Ask them what they think is working well, and what could be improved

  • Chances are, they already know how they are performing. Asking them to start shows respect, as well as gives you a sense of their awareness of the issue already.

  • You can add your perspective once they have shared their thoughts.


And last but NEVER least, over-index on positive feedback so that constructive criticism is not the ONLY feedback they get.


My clients and trainees are tired of hearing me say this... but to build trust, connection and care, find regular opportunities to acknowledge what your team members are doing well, both individually and collectively.


Whether we're talking about direct reports, team-mates, children or spouses, the same thing is true: What you appreciate, appreciates!


In other words, positive reinforcement of the specific behavior you want to see more of will encourage growth in that direction more than negative.


Final Thoughts

It can feel scary to give feedback - and vulnerable to receive it. Remember, as long as your positive intention is clear to the other person, you don't have to get it perfect. Like any other skill, it takes practice.


SUMMARY


Keys to giving feedback that lands how you want it to...

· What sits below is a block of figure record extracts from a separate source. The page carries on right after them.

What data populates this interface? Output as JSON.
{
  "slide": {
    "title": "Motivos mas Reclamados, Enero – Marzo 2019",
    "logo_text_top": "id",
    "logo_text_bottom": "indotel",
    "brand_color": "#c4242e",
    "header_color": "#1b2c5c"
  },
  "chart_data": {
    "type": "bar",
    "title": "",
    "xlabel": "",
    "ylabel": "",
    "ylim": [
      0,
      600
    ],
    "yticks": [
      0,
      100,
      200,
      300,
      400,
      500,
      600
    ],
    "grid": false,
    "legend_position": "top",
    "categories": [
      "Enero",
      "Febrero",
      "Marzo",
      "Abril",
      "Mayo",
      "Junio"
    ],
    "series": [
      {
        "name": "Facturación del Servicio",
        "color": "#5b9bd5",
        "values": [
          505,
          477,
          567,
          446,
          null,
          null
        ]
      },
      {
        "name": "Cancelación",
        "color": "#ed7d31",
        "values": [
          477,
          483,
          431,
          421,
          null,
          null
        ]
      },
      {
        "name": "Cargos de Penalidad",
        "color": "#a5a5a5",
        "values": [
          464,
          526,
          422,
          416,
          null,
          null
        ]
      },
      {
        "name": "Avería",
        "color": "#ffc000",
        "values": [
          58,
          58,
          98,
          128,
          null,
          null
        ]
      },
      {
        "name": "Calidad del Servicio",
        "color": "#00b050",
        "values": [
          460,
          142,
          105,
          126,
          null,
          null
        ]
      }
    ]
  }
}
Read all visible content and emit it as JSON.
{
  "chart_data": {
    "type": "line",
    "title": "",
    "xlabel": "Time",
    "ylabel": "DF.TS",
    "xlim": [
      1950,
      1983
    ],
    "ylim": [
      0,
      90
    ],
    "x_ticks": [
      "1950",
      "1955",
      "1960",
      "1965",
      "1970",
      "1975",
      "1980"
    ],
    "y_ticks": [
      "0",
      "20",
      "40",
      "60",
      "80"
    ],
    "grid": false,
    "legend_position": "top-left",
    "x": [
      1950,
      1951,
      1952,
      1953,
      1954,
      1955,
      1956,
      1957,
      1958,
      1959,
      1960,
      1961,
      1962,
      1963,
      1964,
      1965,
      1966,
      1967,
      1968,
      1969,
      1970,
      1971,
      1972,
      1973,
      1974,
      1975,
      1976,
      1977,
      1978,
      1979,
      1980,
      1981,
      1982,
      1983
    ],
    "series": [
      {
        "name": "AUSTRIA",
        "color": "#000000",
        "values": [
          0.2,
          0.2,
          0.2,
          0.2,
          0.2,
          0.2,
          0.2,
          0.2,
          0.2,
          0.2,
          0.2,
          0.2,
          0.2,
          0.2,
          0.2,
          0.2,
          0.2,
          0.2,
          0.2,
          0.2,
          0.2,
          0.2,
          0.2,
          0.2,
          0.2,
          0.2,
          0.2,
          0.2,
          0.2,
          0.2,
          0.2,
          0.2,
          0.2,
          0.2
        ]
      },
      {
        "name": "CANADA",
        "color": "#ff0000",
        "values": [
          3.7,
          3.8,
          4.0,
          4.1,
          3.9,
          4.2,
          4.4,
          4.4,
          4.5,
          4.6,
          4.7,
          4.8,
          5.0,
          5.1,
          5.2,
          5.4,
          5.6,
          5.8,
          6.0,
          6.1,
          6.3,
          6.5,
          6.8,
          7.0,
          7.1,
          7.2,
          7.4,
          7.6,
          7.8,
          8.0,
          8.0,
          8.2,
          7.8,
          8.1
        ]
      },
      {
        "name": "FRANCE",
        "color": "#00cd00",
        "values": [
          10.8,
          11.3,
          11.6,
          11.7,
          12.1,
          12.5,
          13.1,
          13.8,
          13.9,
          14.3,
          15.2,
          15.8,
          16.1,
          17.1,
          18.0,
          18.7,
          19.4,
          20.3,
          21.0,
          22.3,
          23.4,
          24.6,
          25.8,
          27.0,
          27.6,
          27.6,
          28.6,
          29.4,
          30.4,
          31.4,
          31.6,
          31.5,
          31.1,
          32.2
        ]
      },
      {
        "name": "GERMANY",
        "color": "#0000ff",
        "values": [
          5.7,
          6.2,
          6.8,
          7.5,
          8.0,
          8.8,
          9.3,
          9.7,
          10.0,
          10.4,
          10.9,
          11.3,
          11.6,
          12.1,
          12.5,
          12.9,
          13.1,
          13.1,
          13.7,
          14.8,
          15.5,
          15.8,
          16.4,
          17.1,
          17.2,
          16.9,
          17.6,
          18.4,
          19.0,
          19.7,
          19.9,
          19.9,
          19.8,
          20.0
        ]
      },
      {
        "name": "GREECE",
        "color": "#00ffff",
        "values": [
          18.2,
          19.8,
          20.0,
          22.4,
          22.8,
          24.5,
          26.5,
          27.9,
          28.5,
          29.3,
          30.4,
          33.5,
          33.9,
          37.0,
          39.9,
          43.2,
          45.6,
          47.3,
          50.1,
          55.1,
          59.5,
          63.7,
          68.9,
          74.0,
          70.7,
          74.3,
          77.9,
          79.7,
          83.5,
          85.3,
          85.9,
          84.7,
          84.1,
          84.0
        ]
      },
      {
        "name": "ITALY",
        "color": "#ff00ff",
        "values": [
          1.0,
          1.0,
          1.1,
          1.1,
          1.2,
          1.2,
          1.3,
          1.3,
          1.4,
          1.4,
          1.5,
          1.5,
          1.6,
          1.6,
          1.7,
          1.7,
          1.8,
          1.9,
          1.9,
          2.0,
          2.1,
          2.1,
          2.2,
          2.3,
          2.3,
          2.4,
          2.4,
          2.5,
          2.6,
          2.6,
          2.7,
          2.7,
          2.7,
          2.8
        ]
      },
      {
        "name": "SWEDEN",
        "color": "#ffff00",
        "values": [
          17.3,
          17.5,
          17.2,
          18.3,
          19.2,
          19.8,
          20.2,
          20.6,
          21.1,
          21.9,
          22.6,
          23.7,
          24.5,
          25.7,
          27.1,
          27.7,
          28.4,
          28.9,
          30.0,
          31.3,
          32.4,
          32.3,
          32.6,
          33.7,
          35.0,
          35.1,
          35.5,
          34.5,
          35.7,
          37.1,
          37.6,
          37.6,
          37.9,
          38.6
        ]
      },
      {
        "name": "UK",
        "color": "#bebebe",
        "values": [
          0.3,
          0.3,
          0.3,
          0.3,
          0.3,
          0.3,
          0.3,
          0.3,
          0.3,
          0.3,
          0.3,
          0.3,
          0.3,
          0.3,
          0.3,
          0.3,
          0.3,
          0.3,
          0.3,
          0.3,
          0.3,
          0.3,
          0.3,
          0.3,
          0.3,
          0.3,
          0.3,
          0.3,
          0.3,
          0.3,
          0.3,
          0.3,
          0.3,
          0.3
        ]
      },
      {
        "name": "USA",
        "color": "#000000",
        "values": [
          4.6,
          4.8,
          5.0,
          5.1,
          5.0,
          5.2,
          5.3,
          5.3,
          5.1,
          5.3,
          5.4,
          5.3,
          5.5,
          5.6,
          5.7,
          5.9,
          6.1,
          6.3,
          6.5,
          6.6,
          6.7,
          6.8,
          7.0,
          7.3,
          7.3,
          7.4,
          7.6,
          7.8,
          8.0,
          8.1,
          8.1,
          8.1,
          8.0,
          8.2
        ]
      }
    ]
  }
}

  1. Be clear on your own intention in giving the feedback

    1. Is it necessary?

    2. What outcome are you seeking?

  2. Communicate your positive intention in giving the feedback

    1. How do hope the feedback will help them?

  3. Ensure that you are also giving plenty of specific positive feedback regularly

  4. Be specific about the Situation, Behavior and the Impact

  5. Be specific and clear about what you would like them to do differently and why

  6. Check in with them on how it landed, and their perspective on the situation. Be genuinely curious and open.

  7. Align on a specific action or next steps

  8. Thank them for receiving the feedback and acknowledge a strength or positive behavior you have seen in them to close the conversation and reinforce your belief in them.